The spiritual dimension of these inflation-induced habits seems obvious. Money and financial questions come to play an exaggerated role in the life of man. Inflation makes society materialistic. More and more people strive for money income at the expense of other things important for personal happiness. Inflation-induced geographical mobility artificially weakens family bonds and patriotic loyalty. Many of those who tend to be greedy, envious, and niggardly anyway fall prey to sin. Even those who are not so inclined by their natures will be exposed to temptations they would not otherwise have felt. And because the vagaries of the financial markets also provide a ready excuse for an excessively parsimonious use of one’s money, donations for charitable institutions decline.

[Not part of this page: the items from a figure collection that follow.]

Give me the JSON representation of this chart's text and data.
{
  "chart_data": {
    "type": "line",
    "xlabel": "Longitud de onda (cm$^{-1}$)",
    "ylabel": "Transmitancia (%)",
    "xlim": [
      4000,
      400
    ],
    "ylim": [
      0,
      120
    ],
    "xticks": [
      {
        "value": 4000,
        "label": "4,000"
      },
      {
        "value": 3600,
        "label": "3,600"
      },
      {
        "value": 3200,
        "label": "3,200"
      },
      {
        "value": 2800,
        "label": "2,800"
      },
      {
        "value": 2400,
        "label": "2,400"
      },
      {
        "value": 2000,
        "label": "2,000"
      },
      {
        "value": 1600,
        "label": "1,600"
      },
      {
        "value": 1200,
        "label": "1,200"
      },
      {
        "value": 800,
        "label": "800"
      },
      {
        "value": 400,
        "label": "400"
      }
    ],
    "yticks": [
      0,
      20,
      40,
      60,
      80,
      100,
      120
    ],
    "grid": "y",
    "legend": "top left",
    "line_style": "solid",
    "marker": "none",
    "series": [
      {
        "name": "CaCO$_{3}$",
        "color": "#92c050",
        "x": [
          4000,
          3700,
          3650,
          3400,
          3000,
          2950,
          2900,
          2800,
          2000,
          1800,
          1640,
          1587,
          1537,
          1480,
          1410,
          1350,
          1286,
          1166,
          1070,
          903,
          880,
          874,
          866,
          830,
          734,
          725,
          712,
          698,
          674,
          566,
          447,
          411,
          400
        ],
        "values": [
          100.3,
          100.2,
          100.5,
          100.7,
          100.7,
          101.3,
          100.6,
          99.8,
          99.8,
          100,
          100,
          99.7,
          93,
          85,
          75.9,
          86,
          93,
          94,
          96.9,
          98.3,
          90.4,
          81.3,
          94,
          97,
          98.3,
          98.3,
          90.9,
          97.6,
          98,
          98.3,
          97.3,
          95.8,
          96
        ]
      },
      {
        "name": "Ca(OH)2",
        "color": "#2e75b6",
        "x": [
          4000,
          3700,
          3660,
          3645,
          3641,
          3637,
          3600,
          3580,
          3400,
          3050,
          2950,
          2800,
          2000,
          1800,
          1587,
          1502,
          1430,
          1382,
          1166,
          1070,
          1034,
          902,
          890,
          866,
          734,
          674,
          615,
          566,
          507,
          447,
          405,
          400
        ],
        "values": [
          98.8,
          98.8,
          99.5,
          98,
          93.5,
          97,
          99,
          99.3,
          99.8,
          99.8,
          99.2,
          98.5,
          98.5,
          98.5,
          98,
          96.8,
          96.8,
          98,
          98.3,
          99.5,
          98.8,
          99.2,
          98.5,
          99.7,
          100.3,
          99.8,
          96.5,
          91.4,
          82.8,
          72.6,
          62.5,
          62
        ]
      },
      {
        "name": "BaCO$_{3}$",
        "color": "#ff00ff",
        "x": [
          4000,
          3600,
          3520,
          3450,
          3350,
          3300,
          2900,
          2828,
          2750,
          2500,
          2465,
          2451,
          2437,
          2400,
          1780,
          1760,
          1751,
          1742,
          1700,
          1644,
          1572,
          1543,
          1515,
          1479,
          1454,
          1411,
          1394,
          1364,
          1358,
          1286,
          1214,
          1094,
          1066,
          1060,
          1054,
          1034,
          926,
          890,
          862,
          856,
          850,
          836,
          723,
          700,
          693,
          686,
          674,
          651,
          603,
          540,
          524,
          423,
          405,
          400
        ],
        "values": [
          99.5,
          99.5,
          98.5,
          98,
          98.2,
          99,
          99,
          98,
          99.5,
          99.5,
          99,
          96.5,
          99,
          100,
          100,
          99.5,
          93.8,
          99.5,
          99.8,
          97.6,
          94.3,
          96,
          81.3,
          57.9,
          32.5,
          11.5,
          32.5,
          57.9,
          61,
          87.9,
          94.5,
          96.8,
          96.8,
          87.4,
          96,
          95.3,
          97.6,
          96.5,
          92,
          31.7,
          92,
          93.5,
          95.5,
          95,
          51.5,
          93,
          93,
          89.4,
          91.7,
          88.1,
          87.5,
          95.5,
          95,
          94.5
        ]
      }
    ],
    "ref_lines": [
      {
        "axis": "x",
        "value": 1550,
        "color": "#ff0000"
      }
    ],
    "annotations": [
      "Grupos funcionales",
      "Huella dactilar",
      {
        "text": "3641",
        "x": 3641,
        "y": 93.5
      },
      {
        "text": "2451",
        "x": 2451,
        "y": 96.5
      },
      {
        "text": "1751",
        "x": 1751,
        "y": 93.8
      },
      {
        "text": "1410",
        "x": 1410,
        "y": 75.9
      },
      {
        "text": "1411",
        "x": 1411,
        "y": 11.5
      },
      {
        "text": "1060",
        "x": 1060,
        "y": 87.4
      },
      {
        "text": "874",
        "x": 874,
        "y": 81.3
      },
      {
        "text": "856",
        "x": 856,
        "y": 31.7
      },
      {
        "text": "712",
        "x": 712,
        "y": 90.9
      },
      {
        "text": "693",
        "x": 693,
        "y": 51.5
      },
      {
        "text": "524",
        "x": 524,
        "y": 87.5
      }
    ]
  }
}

Then there is the fact that perennial inflation tends to deteriorate product quality. Every seller knows that it is difficult to sell the same physical product at higher prices than in previous years. But increasing money prices are unavoidable when the money supply is subject to relentless growth. So what do sellers do? In many cases the rescue comes through technological innovation, which allows a cheaper production of the product, thus neutralizing or even overcompensating the countervailing influence of inflation. This is for example the case with personal computers and other products made with large inputs of information technology. But in other industries, technological progress plays a much smaller role. Here the sellers confront the above-mentioned problem. They then fabricate an inferior product and sell it under the same name, along with the euphemisms that have become customary in commercial marketing. For example, they might offer their customers “light” coffee and “non-spicy” vegetables—which translates into thin coffee and vegetables that have lost any trace of flavor. Similar product deterioration can be observed in the construction business. Countries plagued by perennial inflation seem to have a greater share of houses and streets that are in constant need of repair than other countries.
In such an environment, people develop a more than sloppy attitude toward their language. If everything is whatever it is called, then it is difficult to explain the difference between truth and lie. Inflation tempts people to lie about their products, and perennial inflation encourages the habit of routine lying. We have already pointed out that routine lying plays a great role in fractional-reserve banking, the basic institution of the fiat money system. Fiat inflation seems to spread this habit like a cancer over the rest of the economy.9
8 Thomas Woods, “Money and Morality: The Christian Moral Tradition and the Best Monetary Regime,” Religion & Liberty 13, no. 5 (September/October 2003). The author quotes Ludwig von Mises. See also William Gouge, A Short History of Paper Money and Banking in the United States, to which is prefixed an Inquiry into the Principles of the System (Reprint, New York: Augustus M. Kelley,  1968), pp. 94–101.
9The relationship between fiat inflation on the one hand, and misperceptions and misrepresentations of reality on the other hand has been brilliantly discussed in Paul Cantor’s case study on “Hyperinflation and Hyperreality: Thomas Mann in Light of Austrian Economics,” Review of Austrian Economics 7, no. 1 (1994).